The Directorate General Science Technology under Khyber Pakhtunkhwa’s Science Technology and Information Technology Department has signed a tripartite Memorandum of Understanding with the provincial Elementary and Secondary Education Department and the Higher Education Department to formally launch the E-Basta Pilot Project, marking a significant step in the province’s effort to shift its education system from conventional textbook-based instruction towards an artificial intelligence-driven, digitally integrated learning model. The initiative targets students from Class 9 and 10 at the secondary level and First Year and Second Year at the intermediate level, covering a critical academic phase during which foundational learning in science, mathematics, and other disciplines sets the trajectory for students’ future academic and professional choices.
The E-Basta project moves well beyond simply digitising existing textbook content into a tablet or device format. At its core, the initiative integrates artificial intelligence-driven tools designed to provide personalised learning paths for individual students, adapting content delivery and pacing based on each learner’s progress and performance, and offering instant feedback that gives students a more responsive and iterative learning experience than the static textbook model has historically allowed. Interactive simulations and virtual laboratories form another central element of the design, enabling students to engage with complex science and mathematics concepts through experiential digital interaction rather than passive reading, a capability that is particularly valuable in contexts where physical laboratory infrastructure is limited or unavailable across the province’s diverse geography.
The tripartite structure of the Memorandum of Understanding is significant in itself, reflecting a deliberate effort to avoid the siloed institutional approach that has historically hampered technology integration in Pakistan’s education sector. By formally bringing together the Science Technology and Information Technology Department, the Elementary and Secondary Education Department, and the Higher Education Department under a single agreement, the initiative creates an institutional framework for coordination across both the secondary and post-secondary levels, with the aim of building a coherent technology-enabled educational ecosystem rather than isolated departmental pilots. Sajid Shah, Director General Science and Technology at the Directorate General of Science and Technology, framed the initiative as a collective commitment to modernising education by blending digitised content with artificial intelligence and simulation capabilities, describing the vision as making the future of Khyber Pakhtunkhwa paperless, portable, and future-ready for the demands of the global digital economy.

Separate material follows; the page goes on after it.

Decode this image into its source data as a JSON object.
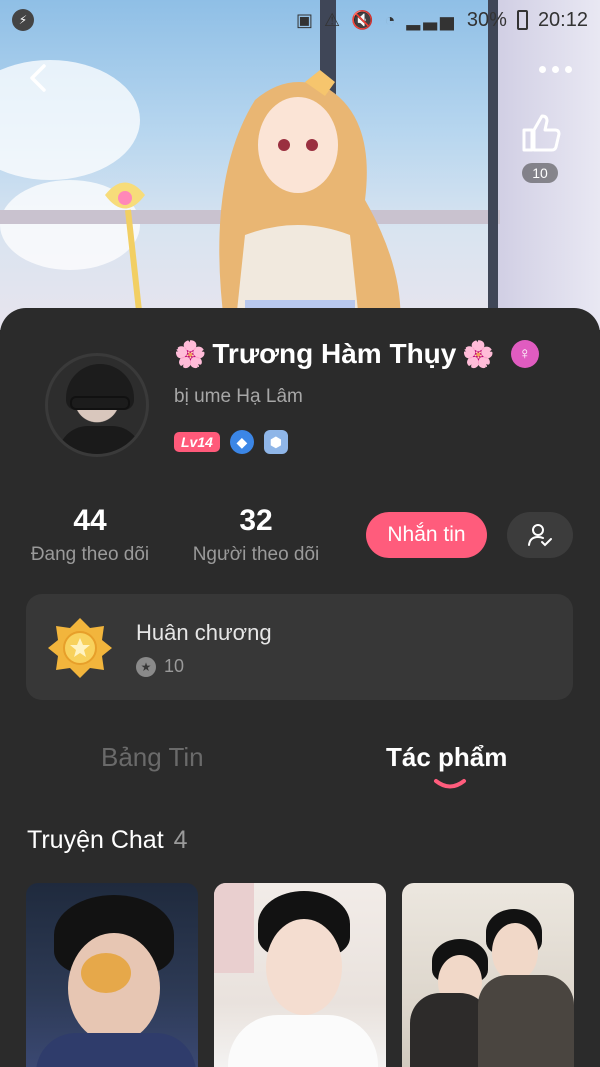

The E-Basta project arrives at a moment when several provincial governments across Pakistan are actively exploring digital and artificial intelligence-assisted education models. The Balochistan government is reportedly working on a comparable initiative involving interactive screens, tablets, and portable power solutions, while federal programmes including the Higher Education Commission’s partnerships with Coursera and the DLSEI initiative have extended digital learning access to university-level students. For Khyber Pakhtunkhwa, where terrain and infrastructure constraints have long complicated equitable access to quality education across remote districts, a portable digital learning model built around artificial intelligence-personalised content could meaningfully extend learning quality beyond urban centres if the pilot phase is implemented effectively and scaled with adequate teacher training and device access support.